🤖 AI Summary
Knowledge-intensive large language models (LLMs) face privacy leakage risks from membership inference attacks (MIAs) in both retrieval-augmented generation (RAG) and supervised fine-tuning (SFT) paradigms. To address this, we propose EPD—the first model-agnostic, integrated privacy defense framework—that enhances inference-time privacy robustness by synergistically fusing outputs from a knowledge injection model, the base LLM, and a discriminative model. EPD requires no architecture-specific modifications or retraining, and is the first to unify multi-source response modeling across RAG and SFT settings to suppress MIA signals. Experiments demonstrate that EPD reduces MIA success rates by 27.8% on average in SFT and by 526.3% (relative to baseline) in RAG, while preserving generation quality. Its core contribution lies in introducing a lightweight, general-purpose, plug-and-play multi-model ensemble defense paradigm.
📝 Abstract
Retrieval-Augmented Generation (RAG) and Supervised Finetuning (SFT) have become the predominant paradigms for equipping Large Language Models (LLMs) with external knowledge for diverse, knowledge-intensive tasks.
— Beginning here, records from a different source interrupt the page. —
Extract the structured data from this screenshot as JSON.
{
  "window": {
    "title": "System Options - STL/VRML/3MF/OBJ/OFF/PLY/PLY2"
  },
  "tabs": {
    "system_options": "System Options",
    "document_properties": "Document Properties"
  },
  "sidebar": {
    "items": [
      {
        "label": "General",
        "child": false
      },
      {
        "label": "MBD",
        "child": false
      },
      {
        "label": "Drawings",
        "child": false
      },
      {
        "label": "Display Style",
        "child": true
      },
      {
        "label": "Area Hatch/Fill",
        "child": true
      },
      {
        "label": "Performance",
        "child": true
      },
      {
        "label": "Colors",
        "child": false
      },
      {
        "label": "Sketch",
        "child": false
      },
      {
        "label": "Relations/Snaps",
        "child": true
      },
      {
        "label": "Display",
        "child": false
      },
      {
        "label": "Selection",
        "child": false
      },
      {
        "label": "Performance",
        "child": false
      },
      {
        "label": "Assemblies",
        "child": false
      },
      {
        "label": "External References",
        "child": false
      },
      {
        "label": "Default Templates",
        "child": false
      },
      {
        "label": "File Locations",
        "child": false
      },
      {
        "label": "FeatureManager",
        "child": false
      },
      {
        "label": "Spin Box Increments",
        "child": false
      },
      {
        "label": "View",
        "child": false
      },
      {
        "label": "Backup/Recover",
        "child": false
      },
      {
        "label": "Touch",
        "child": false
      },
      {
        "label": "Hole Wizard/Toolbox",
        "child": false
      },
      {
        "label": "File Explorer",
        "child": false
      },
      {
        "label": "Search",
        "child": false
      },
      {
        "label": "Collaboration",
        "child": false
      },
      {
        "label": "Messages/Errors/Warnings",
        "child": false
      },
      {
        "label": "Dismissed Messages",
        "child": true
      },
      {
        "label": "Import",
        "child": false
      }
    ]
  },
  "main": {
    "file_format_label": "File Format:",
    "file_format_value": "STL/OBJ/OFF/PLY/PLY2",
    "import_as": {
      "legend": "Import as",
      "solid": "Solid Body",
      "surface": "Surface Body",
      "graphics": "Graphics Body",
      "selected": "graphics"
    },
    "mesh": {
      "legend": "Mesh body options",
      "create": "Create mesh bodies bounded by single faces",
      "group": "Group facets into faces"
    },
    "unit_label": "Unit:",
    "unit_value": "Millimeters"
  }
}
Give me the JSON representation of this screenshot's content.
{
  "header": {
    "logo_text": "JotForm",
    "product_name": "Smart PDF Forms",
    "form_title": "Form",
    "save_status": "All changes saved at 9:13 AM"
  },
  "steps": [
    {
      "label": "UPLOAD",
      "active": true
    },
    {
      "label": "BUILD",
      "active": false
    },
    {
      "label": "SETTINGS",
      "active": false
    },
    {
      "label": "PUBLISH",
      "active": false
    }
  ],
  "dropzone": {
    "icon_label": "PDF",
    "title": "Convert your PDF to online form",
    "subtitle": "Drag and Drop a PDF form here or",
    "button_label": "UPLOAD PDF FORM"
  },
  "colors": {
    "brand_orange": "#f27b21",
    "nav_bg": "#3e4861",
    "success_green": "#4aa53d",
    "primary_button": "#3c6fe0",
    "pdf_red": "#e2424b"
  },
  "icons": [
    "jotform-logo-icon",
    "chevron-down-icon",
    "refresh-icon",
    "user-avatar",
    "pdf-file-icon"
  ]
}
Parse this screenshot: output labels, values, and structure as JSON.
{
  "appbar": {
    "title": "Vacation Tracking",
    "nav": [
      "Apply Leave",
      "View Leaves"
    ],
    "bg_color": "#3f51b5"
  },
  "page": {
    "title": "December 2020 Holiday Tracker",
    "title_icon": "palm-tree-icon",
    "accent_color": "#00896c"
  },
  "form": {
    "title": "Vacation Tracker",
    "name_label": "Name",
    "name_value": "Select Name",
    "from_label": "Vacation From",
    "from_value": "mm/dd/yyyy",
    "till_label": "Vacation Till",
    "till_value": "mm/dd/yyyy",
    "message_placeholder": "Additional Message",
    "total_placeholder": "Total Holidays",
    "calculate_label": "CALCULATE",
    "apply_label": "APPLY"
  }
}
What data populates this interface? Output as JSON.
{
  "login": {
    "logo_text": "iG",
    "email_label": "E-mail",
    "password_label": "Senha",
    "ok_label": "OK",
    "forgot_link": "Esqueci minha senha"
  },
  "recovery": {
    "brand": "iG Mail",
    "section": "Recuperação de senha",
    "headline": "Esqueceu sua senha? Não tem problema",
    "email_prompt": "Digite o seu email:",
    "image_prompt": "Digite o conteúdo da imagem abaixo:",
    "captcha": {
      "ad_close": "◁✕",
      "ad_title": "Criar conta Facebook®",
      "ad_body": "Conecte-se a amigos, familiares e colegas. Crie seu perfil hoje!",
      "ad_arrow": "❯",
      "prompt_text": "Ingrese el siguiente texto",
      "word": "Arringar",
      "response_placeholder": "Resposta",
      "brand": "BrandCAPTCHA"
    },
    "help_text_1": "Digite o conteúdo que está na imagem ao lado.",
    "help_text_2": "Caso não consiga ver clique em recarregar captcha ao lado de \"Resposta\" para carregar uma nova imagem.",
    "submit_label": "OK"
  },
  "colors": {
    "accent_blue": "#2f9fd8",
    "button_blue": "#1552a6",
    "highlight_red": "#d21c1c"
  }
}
However, while such knowledge injection improves performance, it also exposes new attack surfaces. Membership Inference Attacks (MIAs), which aim to determine whether a given data sample was included in a model's training set, pose serious threats to privacy and trust in sensitive domains. To this end, we first systematically evaluate the vulnerability of RAG- and SFT-based LLMs to various MIAs. Then, to address the privacy risk, we further introduce a novel, model-agnostic defense framework, Ensemble Privacy Defense (EPD), which aggregates and evaluates the outputs of a knowledge-injected LLM, a base LLM, and a dedicated judge model to enhance resistance against MIAs. Comprehensive experiments show that, on average, EPD reduces MIA success by up to 27.8% for SFT and 526.3% for RAG compared to inference-time baseline, while maintaining answer quality.